Tu não existes



I

Tu não existes, eu bem sei, mas sei eu ao certo se existo? Eu, que te existo em mim, terei mais vida real do que tu, do que a propria vida que te vive?

Chamma tornada auréola, presença ausente, silencio rhythmico e femea, crepusculo de vaga carne, taça esquecida para o festim, vitral /pintado/ por um pintor-sonho n'uma edade media d'outra Terra.

Calice e hostia de requinte casto, altar abandonado de santa ainda viva, corolla de lyrio sonhado do jardim onde nunca ninguem entrou...

És a unica fórma que não causa tedio, porque és sempre mudavel com o nosso sentimento, porque, como beijas a nossa alegria, embalas a nossa dôr, e ao nosso tédio, és-lhe o ópio que conforta e o somno que descança, e a morte que cruza e junta as mãos.

Anjo (...), de que materia é feita a tua materia alada? que vida te prende a que terra, a ti que és vôo nunca erguido, ascensão estagnada, gesto de enlevo e de descanso?



Fim (último trecho)

II

Creêmos, ó Apenas-Minha, tu por existires e eu por te vêr existir, uma arte outra do que toda a arte. Do teu corpo de amphora inutil saiba eu tirar / a alma de novos versos / e do teu rhythmo lento de onda silenciosa saibam os meus dêdos trémulos ir buscar as linhas perfidas de uma prosa impura de ser ouvida.

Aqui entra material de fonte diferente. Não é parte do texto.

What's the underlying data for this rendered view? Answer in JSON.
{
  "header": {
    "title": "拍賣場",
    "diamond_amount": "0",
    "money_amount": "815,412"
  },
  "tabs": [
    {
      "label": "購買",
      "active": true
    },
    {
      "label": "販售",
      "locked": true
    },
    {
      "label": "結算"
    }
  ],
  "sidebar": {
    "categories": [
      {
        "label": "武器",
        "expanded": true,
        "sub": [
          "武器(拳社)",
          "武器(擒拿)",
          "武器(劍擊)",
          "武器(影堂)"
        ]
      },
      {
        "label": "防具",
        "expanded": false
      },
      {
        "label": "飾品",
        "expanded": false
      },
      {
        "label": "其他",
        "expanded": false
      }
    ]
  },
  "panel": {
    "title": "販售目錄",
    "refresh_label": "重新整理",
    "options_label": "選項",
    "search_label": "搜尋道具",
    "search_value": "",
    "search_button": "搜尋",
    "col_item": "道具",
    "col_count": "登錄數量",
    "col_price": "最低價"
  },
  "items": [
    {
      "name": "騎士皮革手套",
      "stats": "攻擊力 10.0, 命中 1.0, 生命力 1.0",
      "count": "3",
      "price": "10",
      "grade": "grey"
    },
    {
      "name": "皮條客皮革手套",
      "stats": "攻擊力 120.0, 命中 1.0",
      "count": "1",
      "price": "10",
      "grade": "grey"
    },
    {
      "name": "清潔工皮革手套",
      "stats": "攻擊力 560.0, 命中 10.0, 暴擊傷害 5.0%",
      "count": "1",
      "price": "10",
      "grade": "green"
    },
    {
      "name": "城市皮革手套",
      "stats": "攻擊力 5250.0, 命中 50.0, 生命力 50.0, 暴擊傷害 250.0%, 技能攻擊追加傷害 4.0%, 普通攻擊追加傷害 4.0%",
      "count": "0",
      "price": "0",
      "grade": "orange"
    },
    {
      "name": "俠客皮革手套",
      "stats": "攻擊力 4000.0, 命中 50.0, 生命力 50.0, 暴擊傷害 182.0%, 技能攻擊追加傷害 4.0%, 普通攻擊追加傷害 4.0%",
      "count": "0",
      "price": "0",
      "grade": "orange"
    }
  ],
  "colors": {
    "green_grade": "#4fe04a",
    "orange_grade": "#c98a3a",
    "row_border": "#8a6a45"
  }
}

O teu sorriso /melodioso/ indo-se seja para mim symbolo e emblema visivel do /soluço calado/ do [...] mundo ao saber-se erro e imperfeição. As tuas mãos de tocadora de harpa me fechem os olhos quando eu morra de ter dado a construir-te a minha vida. E tu, que não és ninguem, serás para sempre, ó Suprema, a Arte querida dos deuses que nunca fôram, e a mãe virgem e esteril dos deuses que nunca serão.